We don’t get out much. We didn’t get out that much even in the Before Time, and we almost never got into a Tim Horton’s in the usual run of things. I don’t ever drink coffee and I need a doughnut once every 4.347826 years.
But on our used-to-be-annual lake trip we always stopped en route at a Timmy’s for a bathroom break and a box of Timbits® for our host, and so it was that a few weeks ago we crossed a Tim Horton’s threshold for the first time in a looong time. This floor decal greeted us.
Hahaha. Another entry in what I view as the determinedly-Canadian-but-completely-unhelpful genre exemplified by these two signs, both seen online in the early stages of this pandemic.

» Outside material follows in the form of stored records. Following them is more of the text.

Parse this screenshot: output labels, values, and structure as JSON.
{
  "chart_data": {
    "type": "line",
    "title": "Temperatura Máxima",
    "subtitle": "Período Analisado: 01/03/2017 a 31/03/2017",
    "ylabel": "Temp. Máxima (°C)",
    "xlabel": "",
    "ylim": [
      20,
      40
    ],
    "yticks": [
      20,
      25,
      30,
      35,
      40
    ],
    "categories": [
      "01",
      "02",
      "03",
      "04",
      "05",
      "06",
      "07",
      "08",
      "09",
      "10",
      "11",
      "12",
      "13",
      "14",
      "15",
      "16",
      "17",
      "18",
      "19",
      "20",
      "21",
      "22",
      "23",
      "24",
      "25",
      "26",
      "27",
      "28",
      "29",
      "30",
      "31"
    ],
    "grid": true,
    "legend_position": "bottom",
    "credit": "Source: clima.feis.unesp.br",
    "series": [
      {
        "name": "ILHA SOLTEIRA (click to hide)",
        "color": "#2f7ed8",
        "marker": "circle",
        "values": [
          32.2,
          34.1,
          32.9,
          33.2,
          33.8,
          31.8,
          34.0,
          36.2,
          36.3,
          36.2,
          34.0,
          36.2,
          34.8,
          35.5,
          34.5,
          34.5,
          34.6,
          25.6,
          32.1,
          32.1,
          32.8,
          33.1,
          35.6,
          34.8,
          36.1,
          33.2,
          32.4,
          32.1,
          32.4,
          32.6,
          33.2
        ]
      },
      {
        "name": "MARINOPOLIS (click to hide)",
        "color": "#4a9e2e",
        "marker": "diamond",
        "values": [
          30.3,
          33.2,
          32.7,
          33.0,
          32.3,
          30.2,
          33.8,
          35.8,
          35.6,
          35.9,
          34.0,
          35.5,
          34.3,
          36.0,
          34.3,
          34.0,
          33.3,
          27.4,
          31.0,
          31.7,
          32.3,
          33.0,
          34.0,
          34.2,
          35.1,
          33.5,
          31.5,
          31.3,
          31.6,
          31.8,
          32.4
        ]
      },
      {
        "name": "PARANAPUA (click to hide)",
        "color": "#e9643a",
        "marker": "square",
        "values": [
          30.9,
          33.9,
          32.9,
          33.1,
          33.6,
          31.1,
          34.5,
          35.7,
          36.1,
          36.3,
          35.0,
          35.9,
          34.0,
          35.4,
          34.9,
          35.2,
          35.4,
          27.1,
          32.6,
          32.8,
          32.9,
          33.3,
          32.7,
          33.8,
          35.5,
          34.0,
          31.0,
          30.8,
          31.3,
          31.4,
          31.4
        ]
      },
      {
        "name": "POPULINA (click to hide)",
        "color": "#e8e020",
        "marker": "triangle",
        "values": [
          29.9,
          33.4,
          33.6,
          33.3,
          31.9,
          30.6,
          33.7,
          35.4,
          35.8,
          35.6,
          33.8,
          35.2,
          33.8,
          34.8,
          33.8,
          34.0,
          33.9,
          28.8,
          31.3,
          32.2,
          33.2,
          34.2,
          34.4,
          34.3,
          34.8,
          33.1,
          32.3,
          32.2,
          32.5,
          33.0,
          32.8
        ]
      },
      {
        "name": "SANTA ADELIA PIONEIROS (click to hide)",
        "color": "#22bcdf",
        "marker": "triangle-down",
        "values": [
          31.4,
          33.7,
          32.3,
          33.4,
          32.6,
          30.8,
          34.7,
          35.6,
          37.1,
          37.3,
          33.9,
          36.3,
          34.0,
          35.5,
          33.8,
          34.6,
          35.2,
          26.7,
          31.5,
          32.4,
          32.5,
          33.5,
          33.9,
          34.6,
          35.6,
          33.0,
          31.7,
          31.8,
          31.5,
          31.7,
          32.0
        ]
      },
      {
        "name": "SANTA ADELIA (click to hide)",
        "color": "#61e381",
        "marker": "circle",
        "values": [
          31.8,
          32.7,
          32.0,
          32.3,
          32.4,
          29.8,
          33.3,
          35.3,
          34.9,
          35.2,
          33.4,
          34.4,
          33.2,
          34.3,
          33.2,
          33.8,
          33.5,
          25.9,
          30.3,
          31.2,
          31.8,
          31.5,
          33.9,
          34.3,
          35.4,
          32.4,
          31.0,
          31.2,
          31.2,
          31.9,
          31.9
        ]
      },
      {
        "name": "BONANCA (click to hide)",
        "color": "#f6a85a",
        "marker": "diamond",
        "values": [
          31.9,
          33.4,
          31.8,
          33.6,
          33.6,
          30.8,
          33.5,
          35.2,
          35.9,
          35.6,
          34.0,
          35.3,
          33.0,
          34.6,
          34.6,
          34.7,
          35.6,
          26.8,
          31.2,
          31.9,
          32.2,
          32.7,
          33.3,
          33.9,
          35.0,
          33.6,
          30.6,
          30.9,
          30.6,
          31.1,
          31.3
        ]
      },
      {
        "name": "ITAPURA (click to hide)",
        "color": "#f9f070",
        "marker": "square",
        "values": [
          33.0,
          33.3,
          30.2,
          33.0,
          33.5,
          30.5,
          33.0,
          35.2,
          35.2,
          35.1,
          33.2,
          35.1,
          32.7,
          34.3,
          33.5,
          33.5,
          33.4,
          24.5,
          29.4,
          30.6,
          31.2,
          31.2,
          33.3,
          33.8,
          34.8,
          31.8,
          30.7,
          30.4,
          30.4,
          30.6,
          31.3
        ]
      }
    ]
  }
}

Stand two hockey-stick lengths apart.
Maintain a distance of two caribou.
I mean, seriously, as Canadian as I am I cannot reliably visualize one hockey-stick length, much less two. As for the caribou, forget it. I suspect (even Canadian) women of a certain-age-and-then-some might do better being advised to stand one Tom-Selleck height apart; younger ones might do better with one-and-a-quarter Justin-Bieber heights. Men can find their own aide-distance.
As cute as this little sign is, it really is unhelpful. I mean, seriously, I can’t visualize 46 of *anything* laid end-to-end. And if the target is 6 feet, how did we get to a number like 46? That means the number of Timbits® in a foot is not some simple, sensible integer but, rather, 7.6 (the 6 recurring with no end in sight). For those who prefer metric, it seems that each Timbit® is assumed to be 4.347826 cm. Call me a crazy Canuck, but I don’t find any of that intuitively obvious.
Of course, being helpful is not the intent here: It’s about trying to put a smile on my face. The first principle in communication is to establish and maintain the aim. Odd that it should be the same as for war.